The text had a screenshot of a group chat that showed his Microsoft Teams school account, with a new account photo featuring a racial slur and posting “very vulgar” comments and slurs to most of his contacts, Kiger said.
He was hacked.
Kiger raced down the steps of his home where he saw his mom, who had received an email from Kiger’s algebra teacher about his account. His teacher eventually got in contact with somebody who could take control and it was shut down a few hours later.
As he recounted the story in late February, his face warmed and his voice quaked.
“The things that were said, I’m not even going to repeat because I would never say it,” he said.
PublicSource reported in November on increased cyber threats and attacks toward students in the new virtual learning environment.
“The things that were said, I’m not even going to repeat because I would never say it.”
Kiger is one of many students nationwide who have experienced hacks or privacy breaches this school year.
Kiger said it took a couple of weeks to have an account that worked again, though he still can’t see some documents.
The district gave him a new email address and Microsoft Teams account, he said, but had log-in issues. He was granted a guest account, but that account sometimes made it difficult to join classes as teachers often avoid letting in unnamed participants and “guest” accounts to avoid unwanted participants.
When the district reached out to Kiger again, it was to let him know his original account was fixed and had a new password. He logged into the formerly hacked account. Immediately, he saw the same hacked icon photo with a racial slur still there. “My heart literally dropped.”
“I was like, ‘I don’t want to touch this. I don’t want to use this account, anything ever again,’” he said.
He said he thinks the hacking of his account should have been easier to fix. He also still doesn’t know if the district investigated.
“If they ever did some sort of investigation, I obviously wasn’t involved. I don’t know if they ever found out who it was or how they did it,” Kiger said, adding he doesn’t know of anything done to prevent it from happening again.
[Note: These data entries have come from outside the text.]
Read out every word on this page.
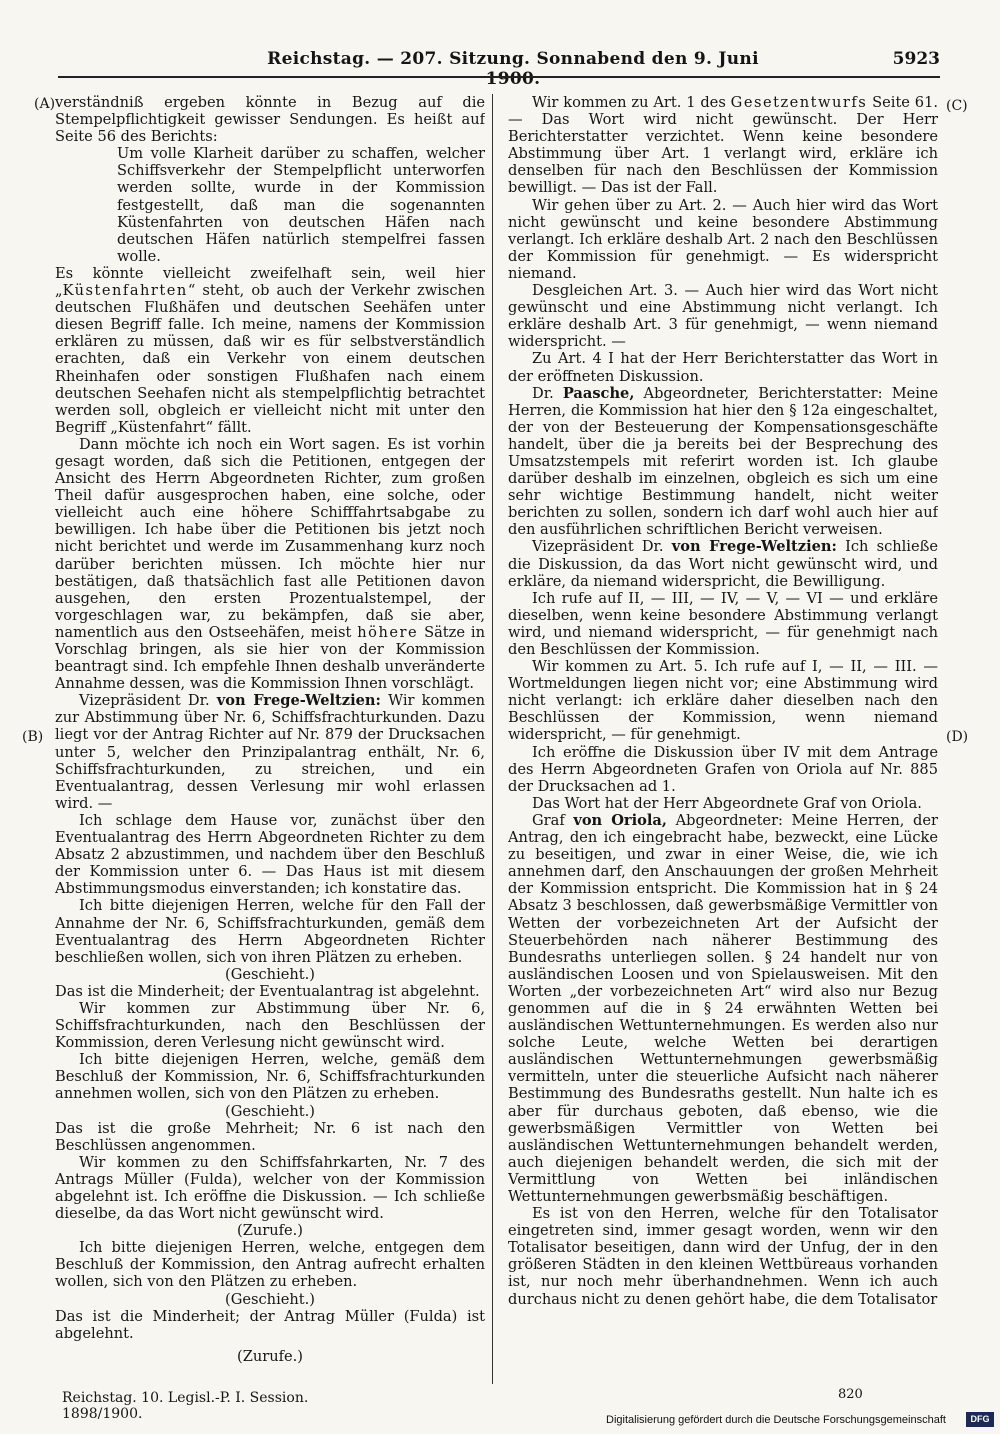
Reichstag. — 207. Sitzung. Sonnabend den 9. Juni 1900.
5923
(A)
(B)
(C)
(D)

verständniß ergeben könnte in Bezug auf die Stempelpflichtigkeit gewisser Sendungen. Es heißt auf Seite 56 des Berichts:

Um volle Klarheit darüber zu schaffen, welcher Schiffsverkehr der Stempelpflicht unterworfen werden sollte, wurde in der Kommission festgestellt, daß man die sogenannten Küstenfahrten von deutschen Häfen nach deutschen Häfen natürlich stempelfrei fassen wolle.

Es könnte vielleicht zweifelhaft sein, weil hier „Küstenfahrten“ steht, ob auch der Verkehr zwischen deutschen Flußhäfen und deutschen Seehäfen unter diesen Begriff falle. Ich meine, namens der Kommission erklären zu müssen, daß wir es für selbstverständlich erachten, daß ein Verkehr von einem deutschen Rheinhafen oder sonstigen Flußhafen nach einem deutschen Seehafen nicht als stempelpflichtig betrachtet werden soll, obgleich er vielleicht nicht mit unter den Begriff „Küstenfahrt“ fällt.

Dann möchte ich noch ein Wort sagen. Es ist vorhin gesagt worden, daß sich die Petitionen, entgegen der Ansicht des Herrn Abgeordneten Richter, zum großen Theil dafür ausgesprochen haben, eine solche, oder vielleicht auch eine höhere Schifffahrtsabgabe zu bewilligen. Ich habe über die Petitionen bis jetzt noch nicht berichtet und werde im Zusammenhang kurz noch darüber berichten müssen. Ich möchte hier nur bestätigen, daß thatsächlich fast alle Petitionen davon ausgehen, den ersten Prozentualstempel, der vorgeschlagen war, zu bekämpfen, daß sie aber, namentlich aus den Ostseehäfen, meist höhere Sätze in Vorschlag bringen, als sie hier von der Kommission beantragt sind. Ich empfehle Ihnen deshalb unveränderte Annahme dessen, was die Kommission Ihnen vorschlägt.

Vizepräsident Dr. von Frege-Weltzien: Wir kommen zur Abstimmung über Nr. 6, Schiffsfrachturkunden. Dazu liegt vor der Antrag Richter auf Nr. 879 der Drucksachen unter 5, welcher den Prinzipalantrag enthält, Nr. 6, Schiffsfrachturkunden, zu streichen, und ein Eventualantrag, dessen Verlesung mir wohl erlassen wird. —

Ich schlage dem Hause vor, zunächst über den Eventualantrag des Herrn Abgeordneten Richter zu dem Absatz 2 abzustimmen, und nachdem über den Beschluß der Kommission unter 6. — Das Haus ist mit diesem Abstimmungsmodus einverstanden; ich konstatire das.

Ich bitte diejenigen Herren, welche für den Fall der Annahme der Nr. 6, Schiffsfrachturkunden, gemäß dem Eventualantrag des Herrn Abgeordneten Richter beschließen wollen, sich von ihren Plätzen zu erheben.

(Geschieht.)

Das ist die Minderheit; der Eventualantrag ist abgelehnt.

Wir kommen zur Abstimmung über Nr. 6, Schiffsfrachturkunden, nach den Beschlüssen der Kommission, deren Verlesung nicht gewünscht wird.

Ich bitte diejenigen Herren, welche, gemäß dem Beschluß der Kommission, Nr. 6, Schiffsfrachturkunden annehmen wollen, sich von den Plätzen zu erheben.

(Geschieht.)

Das ist die große Mehrheit; Nr. 6 ist nach den Beschlüssen angenommen.

Wir kommen zu den Schiffsfahrkarten, Nr. 7 des Antrags Müller (Fulda), welcher von der Kommission abgelehnt ist. Ich eröffne die Diskussion. — Ich schließe dieselbe, da das Wort nicht gewünscht wird.

(Zurufe.)

Ich bitte diejenigen Herren, welche, entgegen dem Beschluß der Kommission, den Antrag aufrecht erhalten wollen, sich von den Plätzen zu erheben.

(Geschieht.)

Das ist die Minderheit; der Antrag Müller (Fulda) ist abgelehnt.

(Zurufe.)

Wir kommen zu Art. 1 des Gesetzentwurfs Seite 61. — Das Wort wird nicht gewünscht. Der Herr Berichterstatter verzichtet. Wenn keine besondere Abstimmung über Art. 1 verlangt wird, erkläre ich denselben für nach den Beschlüssen der Kommission bewilligt. — Das ist der Fall.

Wir gehen über zu Art. 2. — Auch hier wird das Wort nicht gewünscht und keine besondere Abstimmung verlangt. Ich erkläre deshalb Art. 2 nach den Beschlüssen der Kommission für genehmigt. — Es widerspricht niemand.

Desgleichen Art. 3. — Auch hier wird das Wort nicht gewünscht und eine Abstimmung nicht verlangt. Ich erkläre deshalb Art. 3 für genehmigt, — wenn niemand widerspricht. —

Zu Art. 4 I hat der Herr Berichterstatter das Wort in der eröffneten Diskussion.

Dr. Paasche, Abgeordneter, Berichterstatter: Meine Herren, die Kommission hat hier den § 12a eingeschaltet, der von der Besteuerung der Kompensationsgeschäfte handelt, über die ja bereits bei der Besprechung des Umsatzstempels mit referirt worden ist. Ich glaube darüber deshalb im einzelnen, obgleich es sich um eine sehr wichtige Bestimmung handelt, nicht weiter berichten zu sollen, sondern ich darf wohl auch hier auf den ausführlichen schriftlichen Bericht verweisen.

Vizepräsident Dr. von Frege-Weltzien: Ich schließe die Diskussion, da das Wort nicht gewünscht wird, und erkläre, da niemand widerspricht, die Bewilligung.

Ich rufe auf II, — III, — IV, — V, — VI — und erkläre dieselben, wenn keine besondere Abstimmung verlangt wird, und niemand widerspricht, — für genehmigt nach den Beschlüssen der Kommission.

Wir kommen zu Art. 5. Ich rufe auf I, — II, — III. — Wortmeldungen liegen nicht vor; eine Abstimmung wird nicht verlangt: ich erkläre daher dieselben nach den Beschlüssen der Kommission, wenn niemand widerspricht, — für genehmigt.

Ich eröffne die Diskussion über IV mit dem Antrage des Herrn Abgeordneten Grafen von Oriola auf Nr. 885 der Drucksachen ad 1.

Das Wort hat der Herr Abgeordnete Graf von Oriola.

Graf von Oriola, Abgeordneter: Meine Herren, der Antrag, den ich eingebracht habe, bezweckt, eine Lücke zu beseitigen, und zwar in einer Weise, die, wie ich annehmen darf, den Anschauungen der großen Mehrheit der Kommission entspricht. Die Kommission hat in § 24 Absatz 3 beschlossen, daß gewerbsmäßige Vermittler von Wetten der vorbezeichneten Art der Aufsicht der Steuerbehörden nach näherer Bestimmung des Bundesraths unterliegen sollen. § 24 handelt nur von ausländischen Loosen und von Spielausweisen. Mit den Worten „der vorbezeichneten Art“ wird also nur Bezug genommen auf die in § 24 erwähnten Wetten bei ausländischen Wettunternehmungen. Es werden also nur solche Leute, welche Wetten bei derartigen ausländischen Wettunternehmungen gewerbsmäßig vermitteln, unter die steuerliche Aufsicht nach näherer Bestimmung des Bundesraths gestellt. Nun halte ich es aber für durchaus geboten, daß ebenso, wie die gewerbsmäßigen Vermittler von Wetten bei ausländischen Wettunternehmungen behandelt werden, auch diejenigen behandelt werden, die sich mit der Vermittlung von Wetten bei inländischen Wettunternehmungen gewerbsmäßig beschäftigen.

Es ist von den Herren, welche für den Totalisator eingetreten sind, immer gesagt worden, wenn wir den Totalisator beseitigen, dann wird der Unfug, der in den größeren Städten in den kleinen Wettbüreaus vorhanden ist, nur noch mehr überhandnehmen. Wenn ich auch durchaus nicht zu denen gehört habe, die dem Totalisator

Reichstag. 10. Legisl.-P. I. Session. 1898/1900.
820
Digitalisierung gefördert durch die Deutsche Forschungsgemeinschaft	DFG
Pittsburgh Public Schools did not follow up on a PublicSource request for more information.
With the mass shift to online learning, the need for the district to protect student data has greatly increased.
The need for the district to communicate directly with families is also growing.
“I don’t think the district has done a lot to actively communicate to parents and students and families about the plans on how to move forward and what’s going to happen in this time and what’s going to happen down the road,” Kiger said.
Still, he finds silver linings in a school year unlike any other. He appreciates that the district didn’t rush people back to school buildings and that teachers have been especially understanding.
He lives with his mother and grandmother and is constantly assessing what situations may be too high risk for his grandmother.
“Online school is really, really difficult. And it’s not the same, obviously,” Kiger said. “And frankly, I feel like I’m learning a lot less. But at the same time … I do not think I’d be willing to go back in the building if, you know, proper safety measures weren’t met all the way, like all throughout the building.”